In the real world, however, the global bond market is already rumbling — and around the corner, a fiscal conflagration surely lies.

For another take on the bipartisan failures, check out Robert Samuelson’s Washing Post column from last week, “What’s missing from the Great Budget Debate: seriousness”.

Samuelson says in part:

In the Great Budget Debate, Democrats and Republicans are closer than you might think. Neither is proposing a balanced budget anytime soon; both peddle soothing myths to convince supporters that they’re upholding either “liberal” or “conservative” values. Meanwhile, the public seems largely clueless about the enormity of the problem.
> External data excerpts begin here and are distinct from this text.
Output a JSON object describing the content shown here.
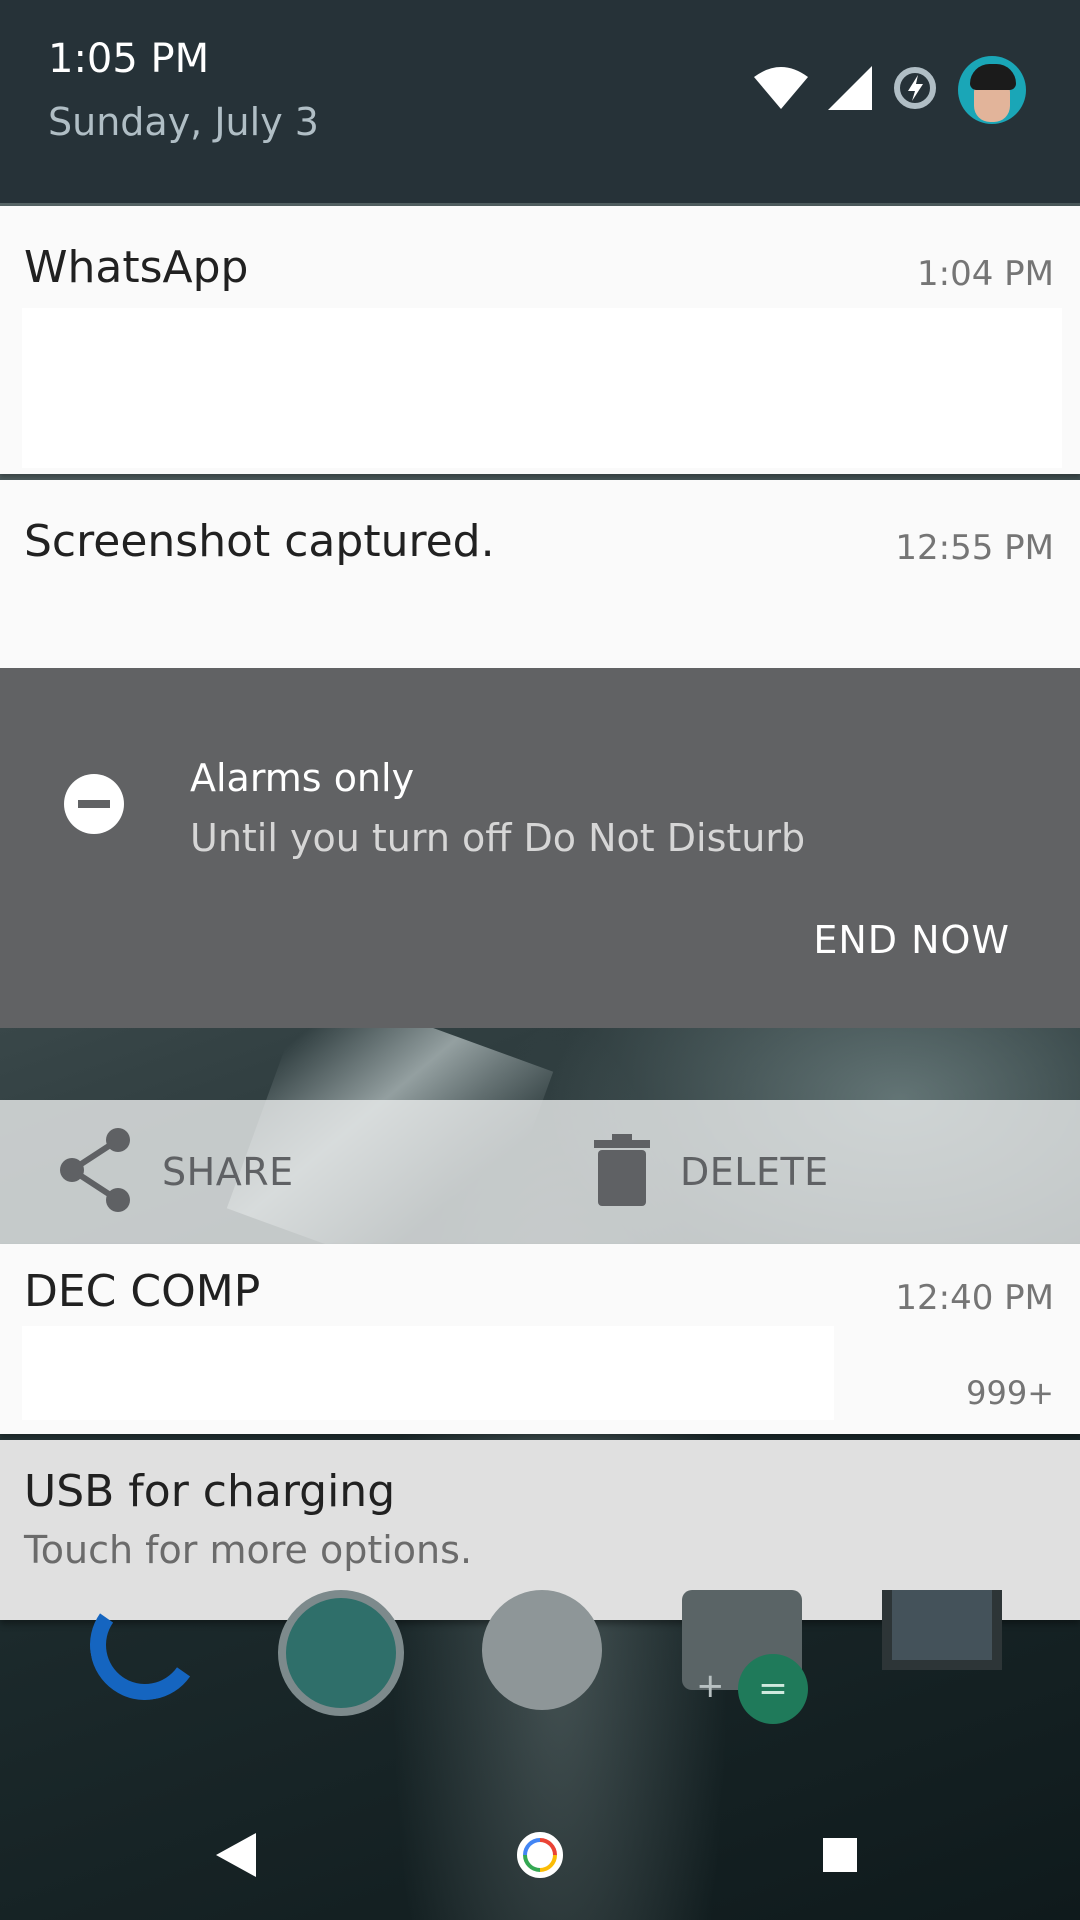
{
  "header": {
    "time": "1:05 PM",
    "date": "Sunday, July 3"
  },
  "status_icons": [
    "wifi-icon",
    "cell-signal-icon",
    "data-saver-icon",
    "avatar"
  ],
  "notifications": {
    "whatsapp": {
      "title": "WhatsApp",
      "time": "1:04 PM"
    },
    "screenshot": {
      "title": "Screenshot captured.",
      "time": "12:55 PM"
    },
    "dec_comp": {
      "title": "DEC COMP",
      "time": "12:40 PM",
      "count": "999+"
    },
    "usb": {
      "title": "USB for charging",
      "subtitle": "Touch for more options."
    }
  },
  "dnd": {
    "title": "Alarms only",
    "subtitle": "Until you turn off Do Not Disturb",
    "action": "END NOW"
  },
  "screenshot_actions": {
    "share": "SHARE",
    "delete": "DELETE"
  },
  "colors": {
    "header_bg": "#263238",
    "dnd_bg": "#616264",
    "card_bg": "#fafafa",
    "usb_bg": "#e0e0e0"
  },
  "navbar": [
    "back-icon",
    "home-icon",
    "recents-icon"
  ]
}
Like many other commentators, Samuelson sees the only way to balance the budget as being a combination of cuts to entitlements AND an increase in taxes:

We won’t make much progress until (a) Democrats concede that spending control requires genuine cuts in Social Security and Medicare, which now total $1.3 trillion annually and represent 35 percent of federal outlays; and (b) Republicans acknowledge that, even after significant spending cuts, tax increases will be needed to balance the budget. Last week, there was little sign of either. President Obama rebuffed Social Security and Medicare cuts. Most Republicans held fast on taxes.

What we have instead is a public relations war. Both parties propound brands of wishful thinking designed to make it seem that they’re accomplishing more than they are.
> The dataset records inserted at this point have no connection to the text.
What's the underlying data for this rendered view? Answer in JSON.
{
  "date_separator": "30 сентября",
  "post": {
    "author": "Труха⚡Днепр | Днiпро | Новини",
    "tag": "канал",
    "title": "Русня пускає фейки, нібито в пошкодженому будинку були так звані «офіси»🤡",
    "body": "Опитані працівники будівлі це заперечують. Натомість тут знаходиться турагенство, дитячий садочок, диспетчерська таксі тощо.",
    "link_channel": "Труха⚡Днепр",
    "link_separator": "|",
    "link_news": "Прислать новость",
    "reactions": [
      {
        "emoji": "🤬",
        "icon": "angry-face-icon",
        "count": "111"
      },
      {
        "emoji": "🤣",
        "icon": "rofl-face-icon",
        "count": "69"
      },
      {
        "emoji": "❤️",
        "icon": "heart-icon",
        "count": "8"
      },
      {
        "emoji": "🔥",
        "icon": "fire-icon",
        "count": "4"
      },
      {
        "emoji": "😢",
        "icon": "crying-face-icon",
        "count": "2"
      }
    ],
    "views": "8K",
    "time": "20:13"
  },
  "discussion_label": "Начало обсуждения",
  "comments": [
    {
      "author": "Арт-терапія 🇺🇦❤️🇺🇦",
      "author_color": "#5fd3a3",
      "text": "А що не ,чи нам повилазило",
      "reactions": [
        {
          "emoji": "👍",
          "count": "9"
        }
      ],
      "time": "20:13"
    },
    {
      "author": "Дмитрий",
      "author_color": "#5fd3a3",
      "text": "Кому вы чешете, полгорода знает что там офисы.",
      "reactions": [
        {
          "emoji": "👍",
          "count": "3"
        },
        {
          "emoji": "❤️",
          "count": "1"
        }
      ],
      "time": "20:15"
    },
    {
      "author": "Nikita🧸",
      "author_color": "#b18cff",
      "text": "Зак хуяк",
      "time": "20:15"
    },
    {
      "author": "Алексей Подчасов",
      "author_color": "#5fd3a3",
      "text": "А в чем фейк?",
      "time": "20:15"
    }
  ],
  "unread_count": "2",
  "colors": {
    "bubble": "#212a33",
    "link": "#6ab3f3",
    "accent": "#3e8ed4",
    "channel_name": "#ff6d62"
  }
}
Samuelson is not as dire in his warnings as Stockman, but he takes the time to dice apart the Ryan plan’s assumptions and the President’s lack of candor. He concludes:

We still await a serious debate about which programs to cut and which taxes to raise. Congressional Republicans advance a radical plan for shrinking government — and are not candid about it. Obama defends the status quo of ever-bigger government — and is not candid about it. Perhaps these are negotiating positions and, needing to raise the federal debt ceiling, both sides will recognize their shortcomings. It’s a hope.
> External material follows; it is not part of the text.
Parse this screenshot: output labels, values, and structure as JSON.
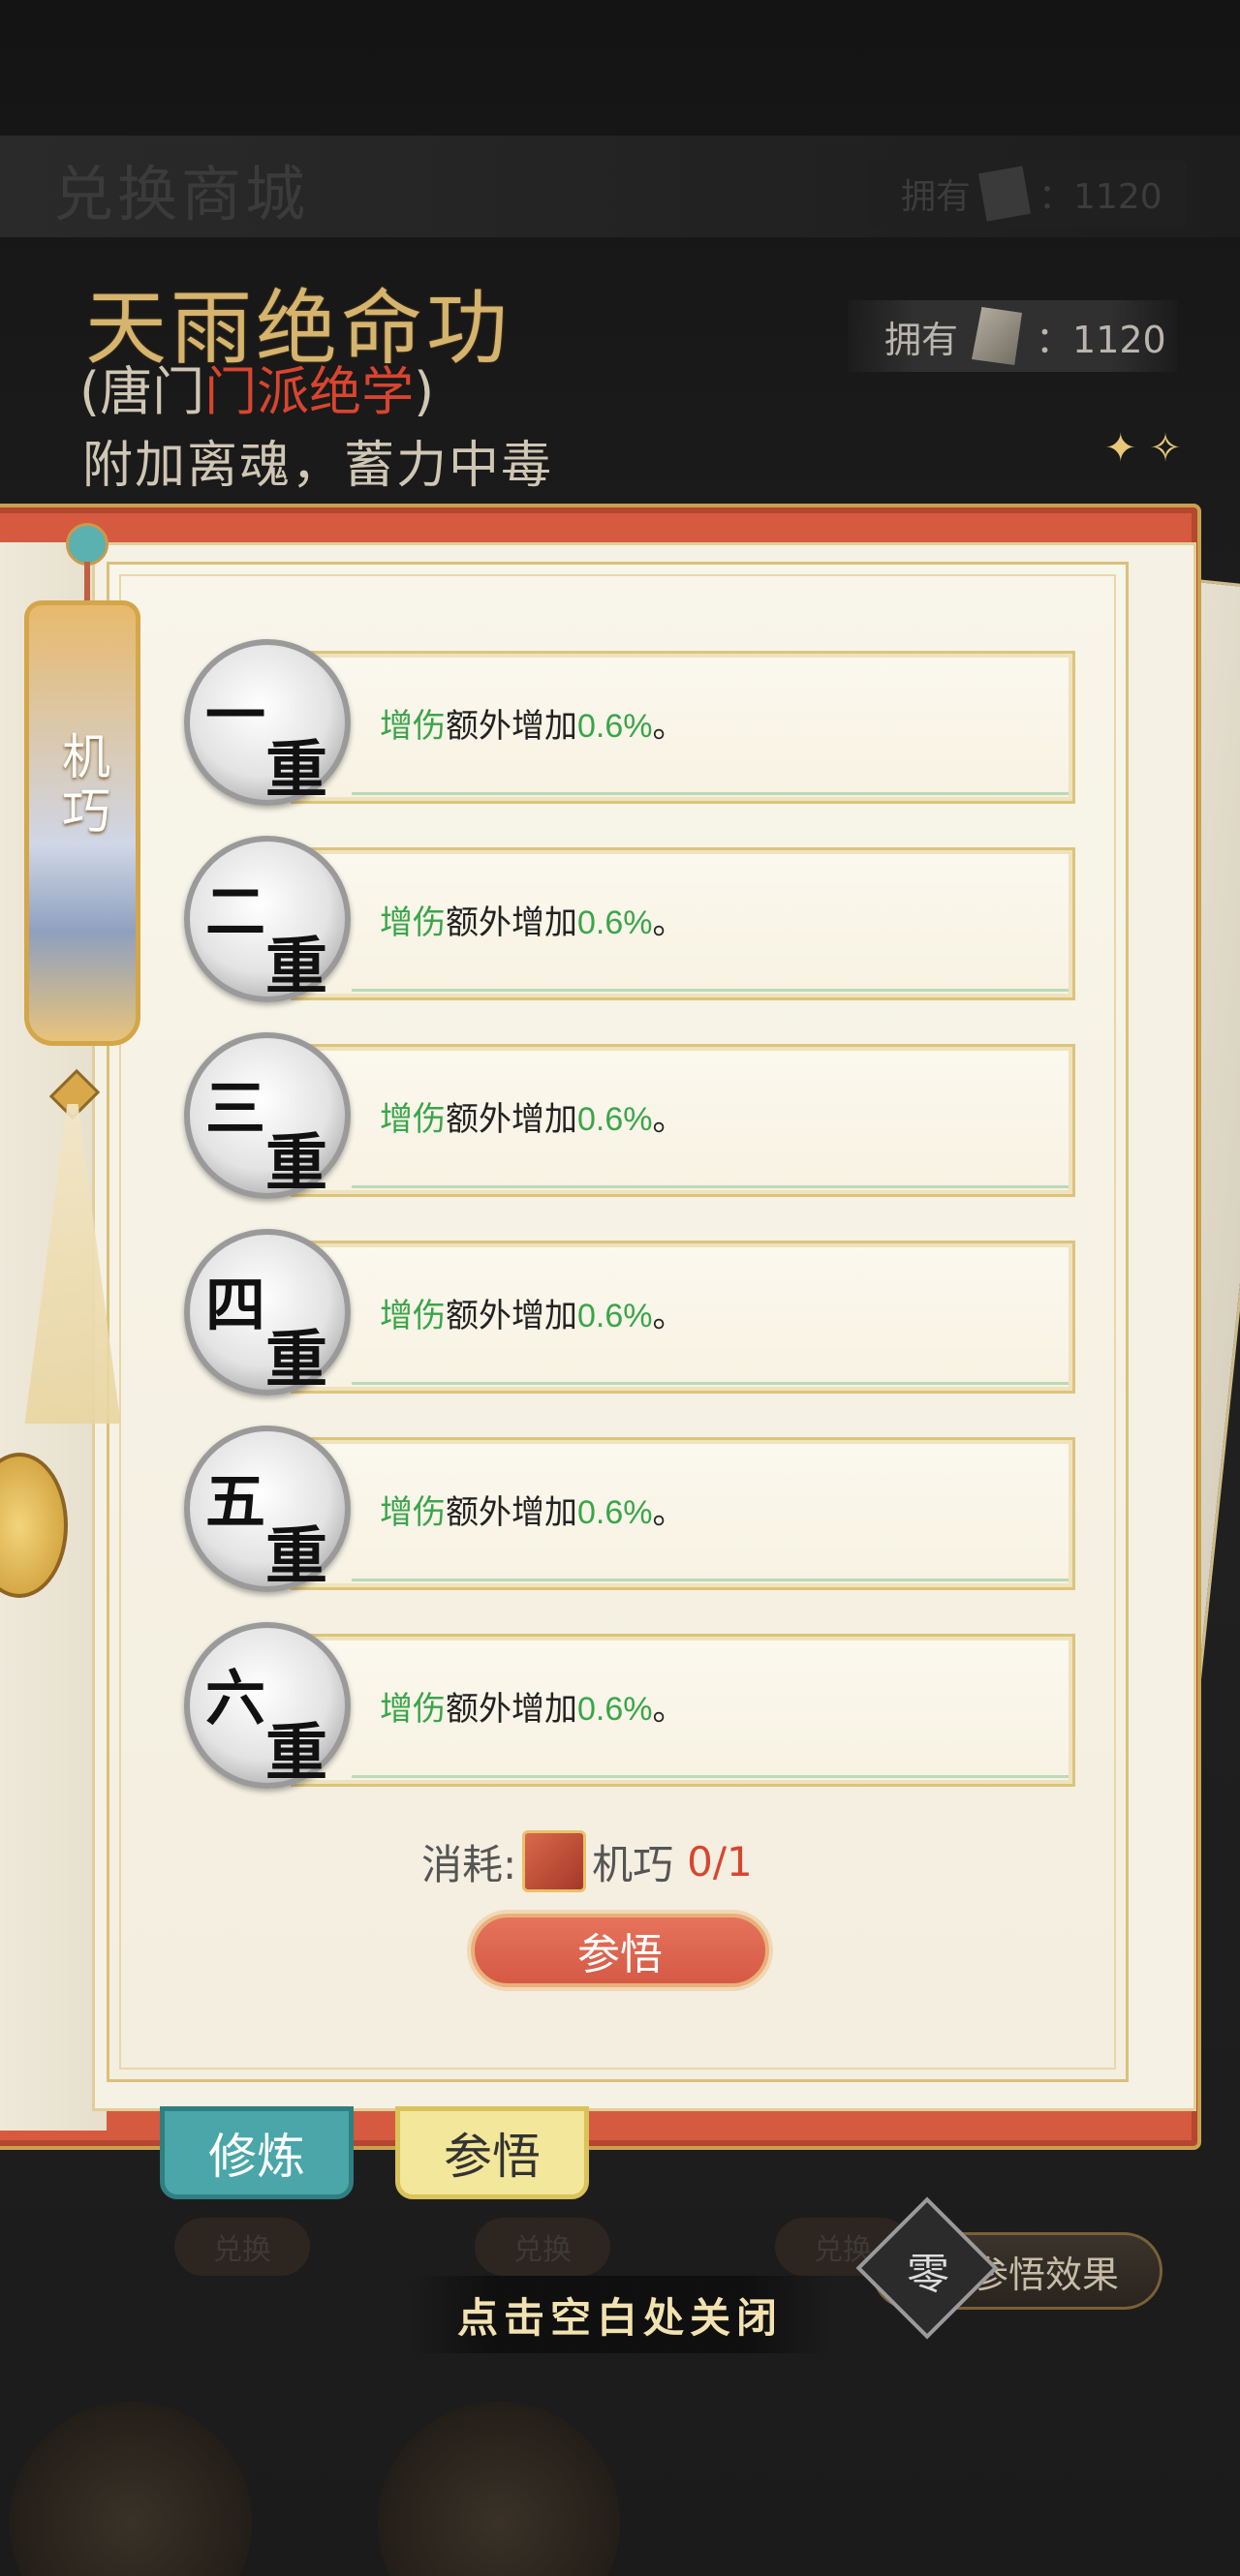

The only hopeful thing that I’m seeing in this debate right now is that people like Samuelson and Stockman are using media platforms to look at hard numbers and try to educate the public about our choices.

1 comment for “Stockman, Samuelson attack lack of candor in federal budget debate

  1. April 24, 2011 at 1:22 pm

    very interesting debate but also very complex. What i miss most of the time is the notion of how we view the budget deficit and our outstanding debt within an evolving global economy.
    One question to start would be: does our current global financial system exist or rely on solvency or liquidity?
    IMO, we have rapidly moved from a pure solvency driven system (1930s through the 1960s) to a system that solely relies on liquidity therefor taking debt and its peaks out of the financial landscape and equation.
    That thought alone may scare a lot of people or most may even call it irresponsible but yet their is value to be found.
    Imagine that every local economy would inject capital into the system that is equal to a preset percentage of GDP. What effect would that have?
    1) it would not dilute one currency versus another because the percentages are the same.
    2) It would not affect the existing solvency imbalance across the world.
    3) It would affect the liquidity in the global market.
    So, my point is that debt, while on everybody’s mind, is not as important as we think given the fact that we are on the verge of creating a single currency.
    The idea itself should give us pause for thought. We began this capitalistic system back in Feudal times and we moved rapidly from bartering to accepting coins as payment.
    The notion of a single currency is actually the equivalent of a bartering system except that we dont trade animals for produce or vice versa, but the value throught the use of one single payment can be considered bartering through one single medium.
    We can break our heads over how to reduce outstanding debt but in essence we cannot solve the solvency discrepancy between consuming nations and producing nations. The weight has shifted from west to east and if we wait long enough the shift will reverse itself, but one thing is clear throughout history: a perfect global balance is never perpetual. It is just a moment in time.